Bio: DOREN ROBBINS has published poetry, prose poetry, short fiction, literary criticism and book reviews in over one hundred journals, including The American Poetry Review, North Dakota Quarterly, Cimarron Review, Hawaii Review, Indiana Review, International Poetry, Kayak, Onthebus, Paterson Literary Review, Pemmican, Sulfur, New Letters, 5 AM, Willow Springs, and Hayden's Ferry Review. In spring 2008, Eastern Washington University Press published a new book of poems, My Piece of the Puzzle. His previous collection of poetry, Driving Face Down, won the Blue Lynx Prize for Poetry. In 2004, Cedar Hill Publications published Parking Lot Mood Swing: Autobiographical Monologues and Prose Poetry. A mixed media artist as well as a writer, two of his works are currently on exhibit at the Crossing Boundaries: Visual Art by Writers exhibit, held at the Paterson Museum in New Jersey. His collage-portrait of Kenneth Rexroth, "Angles with Fissures", appeared in the Beyond Baroque Literary Arts Center documentary film, Kenneth Rexroth Centennial.

A "Mini-Review" of Doren Robbins's Featured Poems by Contributing-Editor Zachary Macholz

 

Doren Robbins is a poet whose poetry is at once full of willful, energetic exuberance and, at the same time, precisely controlled. Much of his work has a Beat-like, spontaneous feel to it, and yet the poems we feature this week are clearly the products of careful revision. There is at times a conversational quality to his work, almost as if he has taken an oral history and broken it into lines of verse. In other poems, he moves beyond his own memories and family and attempts to take on some of the worst atrocities in human history.

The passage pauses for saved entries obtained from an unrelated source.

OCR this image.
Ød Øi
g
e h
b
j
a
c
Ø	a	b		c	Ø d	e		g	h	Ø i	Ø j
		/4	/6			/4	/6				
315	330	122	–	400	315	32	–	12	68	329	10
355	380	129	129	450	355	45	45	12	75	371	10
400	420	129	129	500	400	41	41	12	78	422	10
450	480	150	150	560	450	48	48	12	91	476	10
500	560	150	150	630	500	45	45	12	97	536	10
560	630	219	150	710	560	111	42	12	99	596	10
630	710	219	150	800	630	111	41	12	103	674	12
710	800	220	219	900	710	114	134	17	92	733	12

Even in the most serious of his poems, there is a seemingly casual artifice at the heart of his work, and he certainly stands out, even among the wide range of poets featured here on POW, as a unique voice, one with a passion for history and politics in particular.

“Four Family,” recalls the realities of growing up in a one-bedroom apartment in the early fifties, in the aftermath of the Second World War, in a poor Jewish family that worried about how they would pay the rent each month. It explores his relationship with his brother, remembers what it was like watching his parents worry about bills, and recalls looking at artwork from the war and not understanding its true meaning. It invokes the image of ashes several times, and towards the end begins to reflect the speaker’s connection to accuracy (seemingly accuracy of memory) as learned through boat-building. This final meditation revisits the poem’s several most important images in a way that renders them all side by side beautifully, and perhaps suggests that memories and images from the distant past are inextricably linked to those remembered from the near-past and present.  The poem also features a number of deftly-placed, subtle rhymes and near-rhymes that give the poem a wonderfully musical quality even in the midst of its less than happy subject matter.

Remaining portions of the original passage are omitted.